If you roll a die 4 times. What's P(at least one 6)?

|Option|Answer|
|---|---|
|A| $5/6$|
|B| $1-5/6$|
|C| $1-(5/6)^4$|
|D| $1-(1/6)^4$|
|E| None of the above|


### Answer for 4 rolls
* P(at least one 6) = 1 - P(no 6) = 1 - (5/6)\**4

### Answer for N rolls
* P(at least one 6) = 1 - P(no 6) = 1 - (5/6)\**N

### Plot the true distribution for each N

In [23]:
# chance of getting at least one six
rolls = np.arange(1, 51)
at_least_one = bpd.DataFrame().assign(n_rolls=rolls, chance=1-(5/6)**rolls)
at_least_one.plot(kind='scatter', x='n_rolls', y='chance')

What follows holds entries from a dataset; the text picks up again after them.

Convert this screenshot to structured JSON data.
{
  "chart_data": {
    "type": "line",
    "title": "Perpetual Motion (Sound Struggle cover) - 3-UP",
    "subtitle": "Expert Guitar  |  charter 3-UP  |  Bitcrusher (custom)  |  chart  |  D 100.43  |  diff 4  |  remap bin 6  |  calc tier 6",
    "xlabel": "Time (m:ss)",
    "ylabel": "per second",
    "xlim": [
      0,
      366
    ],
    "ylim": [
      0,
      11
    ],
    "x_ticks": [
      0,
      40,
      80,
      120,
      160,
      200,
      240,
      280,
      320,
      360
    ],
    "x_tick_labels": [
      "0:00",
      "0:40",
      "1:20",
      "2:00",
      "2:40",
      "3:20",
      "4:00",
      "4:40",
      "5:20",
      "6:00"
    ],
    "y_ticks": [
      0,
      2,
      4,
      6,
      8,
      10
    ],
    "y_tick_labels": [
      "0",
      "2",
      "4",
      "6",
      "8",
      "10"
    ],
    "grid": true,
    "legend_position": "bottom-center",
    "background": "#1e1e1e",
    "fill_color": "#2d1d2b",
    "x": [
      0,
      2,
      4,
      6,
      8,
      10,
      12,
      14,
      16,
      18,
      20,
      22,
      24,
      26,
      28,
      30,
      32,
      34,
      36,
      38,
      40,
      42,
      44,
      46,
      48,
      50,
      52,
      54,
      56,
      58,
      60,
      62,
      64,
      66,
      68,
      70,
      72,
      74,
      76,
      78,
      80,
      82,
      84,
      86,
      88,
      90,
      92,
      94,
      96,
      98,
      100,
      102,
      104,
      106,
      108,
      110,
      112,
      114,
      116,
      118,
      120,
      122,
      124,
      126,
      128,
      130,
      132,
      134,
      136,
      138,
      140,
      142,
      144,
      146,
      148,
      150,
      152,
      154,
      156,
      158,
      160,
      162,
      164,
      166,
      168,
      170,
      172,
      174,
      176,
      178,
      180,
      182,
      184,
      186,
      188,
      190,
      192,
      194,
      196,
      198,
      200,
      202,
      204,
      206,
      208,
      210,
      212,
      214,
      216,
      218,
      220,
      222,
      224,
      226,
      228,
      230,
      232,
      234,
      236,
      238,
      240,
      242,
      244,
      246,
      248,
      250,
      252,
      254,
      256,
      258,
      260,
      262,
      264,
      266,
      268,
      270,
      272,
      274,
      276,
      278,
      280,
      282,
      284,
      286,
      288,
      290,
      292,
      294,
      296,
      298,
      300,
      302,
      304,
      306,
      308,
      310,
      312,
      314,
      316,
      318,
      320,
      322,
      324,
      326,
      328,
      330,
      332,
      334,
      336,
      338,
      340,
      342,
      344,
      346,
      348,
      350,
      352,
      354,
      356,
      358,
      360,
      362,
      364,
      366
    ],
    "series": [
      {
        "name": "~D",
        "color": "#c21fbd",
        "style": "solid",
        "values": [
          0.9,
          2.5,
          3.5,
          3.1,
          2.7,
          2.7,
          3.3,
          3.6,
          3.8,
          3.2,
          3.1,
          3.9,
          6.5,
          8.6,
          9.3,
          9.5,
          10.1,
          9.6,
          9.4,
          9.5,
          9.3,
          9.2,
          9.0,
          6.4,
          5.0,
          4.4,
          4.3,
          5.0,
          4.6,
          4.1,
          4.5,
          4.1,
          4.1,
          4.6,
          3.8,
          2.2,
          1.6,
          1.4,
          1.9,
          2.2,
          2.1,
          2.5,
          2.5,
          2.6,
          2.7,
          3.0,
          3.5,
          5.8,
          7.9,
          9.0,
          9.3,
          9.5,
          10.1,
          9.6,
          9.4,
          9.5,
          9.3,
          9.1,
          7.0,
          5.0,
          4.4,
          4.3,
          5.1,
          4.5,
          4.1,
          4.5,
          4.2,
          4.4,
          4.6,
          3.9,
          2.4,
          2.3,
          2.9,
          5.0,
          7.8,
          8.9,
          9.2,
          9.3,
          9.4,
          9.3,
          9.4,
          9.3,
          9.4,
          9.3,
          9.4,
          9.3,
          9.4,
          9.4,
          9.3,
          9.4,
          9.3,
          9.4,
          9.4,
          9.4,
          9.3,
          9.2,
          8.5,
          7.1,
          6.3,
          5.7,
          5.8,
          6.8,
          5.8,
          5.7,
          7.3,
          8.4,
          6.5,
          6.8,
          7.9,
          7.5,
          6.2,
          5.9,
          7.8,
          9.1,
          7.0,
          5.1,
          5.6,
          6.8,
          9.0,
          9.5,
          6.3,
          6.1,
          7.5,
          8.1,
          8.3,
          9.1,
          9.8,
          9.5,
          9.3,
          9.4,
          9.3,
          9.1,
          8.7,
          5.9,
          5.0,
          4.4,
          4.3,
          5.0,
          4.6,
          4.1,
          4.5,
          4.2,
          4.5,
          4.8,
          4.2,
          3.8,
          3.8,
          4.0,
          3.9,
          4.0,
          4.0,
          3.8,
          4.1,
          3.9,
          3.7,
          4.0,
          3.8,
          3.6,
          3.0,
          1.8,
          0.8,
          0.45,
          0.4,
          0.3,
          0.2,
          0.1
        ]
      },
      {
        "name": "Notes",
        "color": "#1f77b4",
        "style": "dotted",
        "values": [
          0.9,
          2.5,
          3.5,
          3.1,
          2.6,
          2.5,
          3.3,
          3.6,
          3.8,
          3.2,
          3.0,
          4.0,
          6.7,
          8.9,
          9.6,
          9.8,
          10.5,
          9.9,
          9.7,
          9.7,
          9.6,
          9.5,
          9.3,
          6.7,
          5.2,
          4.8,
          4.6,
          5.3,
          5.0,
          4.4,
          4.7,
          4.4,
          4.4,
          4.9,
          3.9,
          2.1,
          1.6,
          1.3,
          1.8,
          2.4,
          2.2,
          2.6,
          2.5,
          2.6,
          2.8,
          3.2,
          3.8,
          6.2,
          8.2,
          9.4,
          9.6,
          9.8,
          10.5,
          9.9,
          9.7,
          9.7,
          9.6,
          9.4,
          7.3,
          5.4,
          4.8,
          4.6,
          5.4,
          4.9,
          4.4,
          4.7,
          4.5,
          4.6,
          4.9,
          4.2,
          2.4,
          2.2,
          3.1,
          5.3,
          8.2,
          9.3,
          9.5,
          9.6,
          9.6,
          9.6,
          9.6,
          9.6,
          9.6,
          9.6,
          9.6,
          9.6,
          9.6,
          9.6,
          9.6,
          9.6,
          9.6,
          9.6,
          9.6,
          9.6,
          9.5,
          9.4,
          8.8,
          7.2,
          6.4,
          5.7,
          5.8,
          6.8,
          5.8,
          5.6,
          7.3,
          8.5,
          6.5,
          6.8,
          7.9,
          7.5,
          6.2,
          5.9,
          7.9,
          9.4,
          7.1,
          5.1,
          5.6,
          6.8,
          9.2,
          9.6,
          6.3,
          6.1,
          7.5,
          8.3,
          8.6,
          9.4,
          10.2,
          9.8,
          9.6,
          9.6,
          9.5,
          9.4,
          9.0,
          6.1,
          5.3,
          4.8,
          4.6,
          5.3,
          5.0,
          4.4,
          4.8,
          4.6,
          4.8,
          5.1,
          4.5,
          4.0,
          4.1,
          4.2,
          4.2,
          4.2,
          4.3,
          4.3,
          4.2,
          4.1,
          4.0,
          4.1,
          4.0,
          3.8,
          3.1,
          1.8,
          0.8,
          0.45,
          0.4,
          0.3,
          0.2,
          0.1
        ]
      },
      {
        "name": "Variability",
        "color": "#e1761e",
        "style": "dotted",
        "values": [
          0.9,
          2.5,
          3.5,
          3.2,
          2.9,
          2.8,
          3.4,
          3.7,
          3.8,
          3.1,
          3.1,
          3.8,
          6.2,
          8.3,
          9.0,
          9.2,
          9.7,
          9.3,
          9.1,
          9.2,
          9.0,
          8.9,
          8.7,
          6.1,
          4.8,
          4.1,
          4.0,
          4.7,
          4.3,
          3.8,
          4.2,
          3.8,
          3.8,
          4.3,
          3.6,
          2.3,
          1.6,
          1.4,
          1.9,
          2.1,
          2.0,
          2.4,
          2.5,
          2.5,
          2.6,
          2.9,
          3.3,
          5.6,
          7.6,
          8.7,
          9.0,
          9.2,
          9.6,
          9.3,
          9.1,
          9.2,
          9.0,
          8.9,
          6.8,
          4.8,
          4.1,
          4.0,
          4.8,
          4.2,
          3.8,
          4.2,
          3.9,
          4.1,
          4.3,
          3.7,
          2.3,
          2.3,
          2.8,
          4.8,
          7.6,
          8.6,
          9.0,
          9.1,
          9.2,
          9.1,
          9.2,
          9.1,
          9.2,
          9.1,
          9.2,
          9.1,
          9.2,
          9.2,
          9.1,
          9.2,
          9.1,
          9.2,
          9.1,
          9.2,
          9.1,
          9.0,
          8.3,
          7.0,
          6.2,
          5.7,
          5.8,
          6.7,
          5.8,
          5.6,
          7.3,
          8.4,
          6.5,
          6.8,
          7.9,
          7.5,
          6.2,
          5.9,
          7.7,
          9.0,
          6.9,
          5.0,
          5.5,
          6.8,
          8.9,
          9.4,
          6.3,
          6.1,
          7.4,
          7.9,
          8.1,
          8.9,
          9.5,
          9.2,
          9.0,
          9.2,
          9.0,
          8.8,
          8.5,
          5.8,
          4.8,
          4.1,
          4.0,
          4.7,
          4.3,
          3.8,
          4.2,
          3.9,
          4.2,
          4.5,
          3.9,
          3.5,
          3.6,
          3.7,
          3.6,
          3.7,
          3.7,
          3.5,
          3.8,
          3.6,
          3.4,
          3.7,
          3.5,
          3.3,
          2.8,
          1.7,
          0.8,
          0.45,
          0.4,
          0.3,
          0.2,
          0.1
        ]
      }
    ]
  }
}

### Simulate the probability for N=20
* What is the chance of getting at least one 6 in 20 rolls?

In [24]:
faces = np.arange(1, 7)
outcomes = np.random.choice(faces, 20) # pick random number from faces, 20 times
outcomes

In [25]:
# number of positive outcomes
np.count_nonzero(outcomes == 6)

In [26]:
rolled6 = 0
trials = 100000
for i in np.arange(trials):
    outcomes = np.random.choice(faces, 20)
    if np.count_nonzero(outcomes == 6) >=1:
        rolled6 = rolled6 + 1
        
#estimate the probability
rolled6/trials

### Simulate the probability for N=20
* wrap the experiment in a function
* run the experiment many times

In [27]:
def roll_20(trials):
    rolled6 = 0
    for i in np.arange(trials):
        outcomes = np.random.choice(faces, 20)
        if np.count_nonzero(outcomes == 6) >=1:
            rolled6 = rolled6 + 1

    return rolled6/trials

roll_20(1000)

In [28]:
estimates = np.array([])
for i in np.arange(500):
    estimates = np.append(roll_20(1000), estimates)
    
probs = bpd.DataFrame().assign(estimates=estimates)

In [29]:
probs.plot(kind='hist', density=True, bins=np.linspace(.95, .99, 15))
true_prob = 1 - (5/6)**20

plt.axvline(x=true_prob, c='r');